Denis Manturov
Denis Manturov, Russia's minister of industry and trade, gestured during an interview with Reuters at a hotel in Bangkok, April 8, 2015. Reuters

Russia could sell aircraft and other military equipment to Thailand as part of increased trade cooperation between the two nations, Russian trade minister Denis Manturov said Wednesday.
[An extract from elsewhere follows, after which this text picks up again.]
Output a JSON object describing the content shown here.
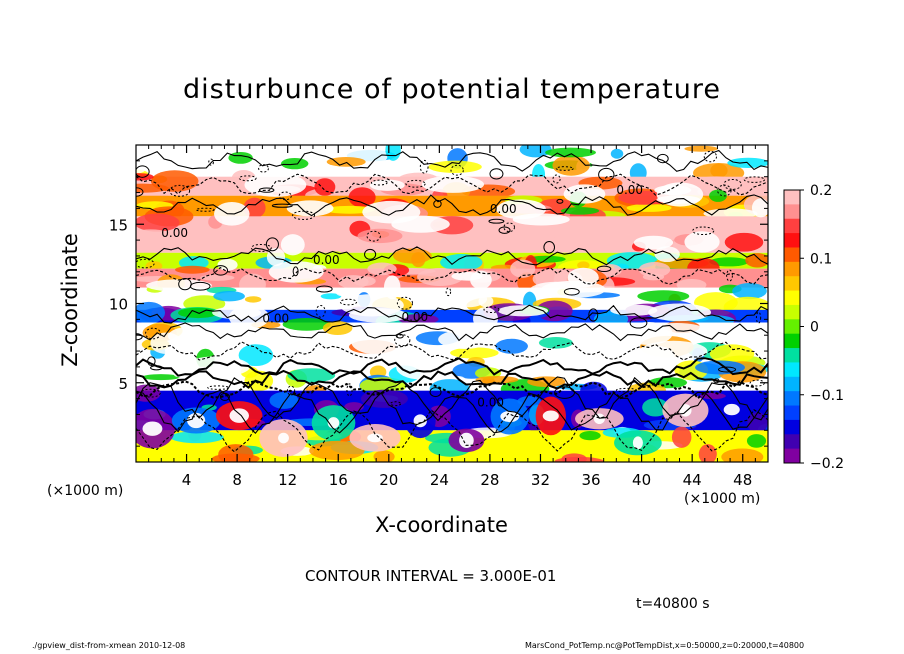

Western nations, including the United States, have been less willing to trade with Thailand since its current Prime Minister Prayuth Chan-ocha seized control of the nation in a military coup last May.
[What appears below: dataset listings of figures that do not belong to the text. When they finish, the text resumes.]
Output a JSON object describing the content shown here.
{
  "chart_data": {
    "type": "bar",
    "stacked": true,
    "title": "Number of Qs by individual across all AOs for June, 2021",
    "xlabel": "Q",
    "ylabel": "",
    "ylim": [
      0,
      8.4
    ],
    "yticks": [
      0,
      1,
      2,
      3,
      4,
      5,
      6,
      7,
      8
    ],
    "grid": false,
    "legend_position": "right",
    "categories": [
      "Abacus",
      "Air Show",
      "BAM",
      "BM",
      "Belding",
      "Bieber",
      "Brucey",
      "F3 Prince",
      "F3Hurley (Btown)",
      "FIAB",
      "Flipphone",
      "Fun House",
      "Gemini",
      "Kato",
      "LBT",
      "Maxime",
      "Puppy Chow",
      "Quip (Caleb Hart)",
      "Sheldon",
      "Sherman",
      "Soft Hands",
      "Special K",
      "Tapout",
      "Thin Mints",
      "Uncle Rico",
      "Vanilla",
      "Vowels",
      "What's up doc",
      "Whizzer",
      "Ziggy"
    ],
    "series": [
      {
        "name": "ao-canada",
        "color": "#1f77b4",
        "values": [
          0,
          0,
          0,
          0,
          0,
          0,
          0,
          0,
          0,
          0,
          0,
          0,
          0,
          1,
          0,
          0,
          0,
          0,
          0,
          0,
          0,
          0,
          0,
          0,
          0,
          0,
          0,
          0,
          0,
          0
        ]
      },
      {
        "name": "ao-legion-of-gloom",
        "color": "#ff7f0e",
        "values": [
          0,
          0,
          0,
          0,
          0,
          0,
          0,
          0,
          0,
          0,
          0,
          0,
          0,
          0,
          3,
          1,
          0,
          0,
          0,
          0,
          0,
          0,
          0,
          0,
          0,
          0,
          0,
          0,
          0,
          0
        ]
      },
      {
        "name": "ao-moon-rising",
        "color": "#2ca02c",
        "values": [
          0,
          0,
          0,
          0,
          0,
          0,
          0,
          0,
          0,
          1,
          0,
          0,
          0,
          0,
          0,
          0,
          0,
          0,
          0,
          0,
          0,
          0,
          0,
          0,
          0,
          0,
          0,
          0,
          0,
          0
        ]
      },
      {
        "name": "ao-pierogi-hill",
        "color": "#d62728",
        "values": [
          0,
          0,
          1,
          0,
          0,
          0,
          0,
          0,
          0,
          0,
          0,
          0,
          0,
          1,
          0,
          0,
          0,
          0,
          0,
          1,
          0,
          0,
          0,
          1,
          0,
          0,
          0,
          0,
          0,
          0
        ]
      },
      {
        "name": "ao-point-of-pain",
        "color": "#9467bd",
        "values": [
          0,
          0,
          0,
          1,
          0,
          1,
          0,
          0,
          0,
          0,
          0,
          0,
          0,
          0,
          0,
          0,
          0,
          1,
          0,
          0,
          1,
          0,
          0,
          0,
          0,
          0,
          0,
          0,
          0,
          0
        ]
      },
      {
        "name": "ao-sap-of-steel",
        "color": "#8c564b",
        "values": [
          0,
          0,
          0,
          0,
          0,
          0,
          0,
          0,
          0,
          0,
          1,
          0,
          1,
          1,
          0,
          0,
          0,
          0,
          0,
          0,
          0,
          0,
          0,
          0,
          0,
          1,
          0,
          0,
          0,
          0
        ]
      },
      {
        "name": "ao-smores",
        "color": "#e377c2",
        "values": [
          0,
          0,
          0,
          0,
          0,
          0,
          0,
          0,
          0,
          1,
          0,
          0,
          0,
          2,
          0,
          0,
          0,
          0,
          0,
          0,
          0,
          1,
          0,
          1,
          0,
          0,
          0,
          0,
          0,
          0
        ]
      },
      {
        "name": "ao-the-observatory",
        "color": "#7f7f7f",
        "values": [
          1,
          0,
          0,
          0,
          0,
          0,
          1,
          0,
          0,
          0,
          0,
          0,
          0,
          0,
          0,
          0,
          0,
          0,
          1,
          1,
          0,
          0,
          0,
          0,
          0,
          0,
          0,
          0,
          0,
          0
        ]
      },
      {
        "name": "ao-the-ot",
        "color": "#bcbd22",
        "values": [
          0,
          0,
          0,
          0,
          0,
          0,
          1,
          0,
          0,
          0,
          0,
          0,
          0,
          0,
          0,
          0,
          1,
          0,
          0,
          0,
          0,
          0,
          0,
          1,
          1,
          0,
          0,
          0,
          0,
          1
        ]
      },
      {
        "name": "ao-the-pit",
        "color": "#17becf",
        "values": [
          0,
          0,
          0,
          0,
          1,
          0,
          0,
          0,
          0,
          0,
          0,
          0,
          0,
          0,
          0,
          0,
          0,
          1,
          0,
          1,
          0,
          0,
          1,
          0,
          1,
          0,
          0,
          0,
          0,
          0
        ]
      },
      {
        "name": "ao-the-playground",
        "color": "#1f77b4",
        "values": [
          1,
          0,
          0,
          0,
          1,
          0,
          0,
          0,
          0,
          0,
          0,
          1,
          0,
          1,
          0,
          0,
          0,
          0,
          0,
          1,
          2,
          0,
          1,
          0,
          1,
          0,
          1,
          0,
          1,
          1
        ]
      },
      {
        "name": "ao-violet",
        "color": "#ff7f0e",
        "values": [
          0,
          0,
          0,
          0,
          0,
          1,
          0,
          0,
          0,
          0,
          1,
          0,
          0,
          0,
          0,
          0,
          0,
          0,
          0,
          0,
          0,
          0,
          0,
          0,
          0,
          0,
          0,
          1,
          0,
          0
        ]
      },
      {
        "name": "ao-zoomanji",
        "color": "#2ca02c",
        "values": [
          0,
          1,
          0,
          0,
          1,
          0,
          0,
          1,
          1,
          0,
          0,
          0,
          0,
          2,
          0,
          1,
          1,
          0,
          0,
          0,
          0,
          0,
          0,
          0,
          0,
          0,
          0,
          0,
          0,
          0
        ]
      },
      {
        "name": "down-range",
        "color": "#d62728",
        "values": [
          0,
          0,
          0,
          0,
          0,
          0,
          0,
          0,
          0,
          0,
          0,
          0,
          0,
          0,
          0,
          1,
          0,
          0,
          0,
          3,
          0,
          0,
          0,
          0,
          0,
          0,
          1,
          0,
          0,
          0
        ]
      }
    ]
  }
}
“We are feeling out the interest on the Thai side to purchase military equipment,” Manturov told Reuters. “Our friends from the Western part of the world are ignoring Thailand." The trade minister was part of Russian Prime Minister Dmitry Medvedev’s delegation to Thailand, the first of its kind in a quarter-century.

Russia also plans to increase its purchase of Thailand’s rubber in 2016 to four times what it plans to buy in 2015. Manturov said the 2016 figure could approach 80,000 tons of rubber, which state-owned defense firm Rostec would then use to make tires. Russia will deliver three Sukhoi Superjet passenger planes to Thailand by late next year or early 2017, he added.

Both Russia and China have increased their communication with Thailand since Western nations began to lessen their contact with Prayuth’s government. Thailand and China held a military summit this week at the same time that Medvedev and Manturov traveled to Bangkok.

Medvedev and Prayuth met Wednesday at Thailand’s Government House to discuss trade, tourism and the war against drug crime. The negotiations led to five signed agreements and Prayuth declared the two nations hope to increase bilateral trade to $10 billion by the end of 2016.

The U.S. State Department expressed concern in late March after Prayuth sarcastically remarked he would punish Thai journalists who contributed to “division” within the nation, the Associated Press reported. U.S. President Barack Obama’s administration placed a hold on $4.7 million in military aid to Thailand, citing tactics Prayuth’s regime has used to police the nation’s citizens.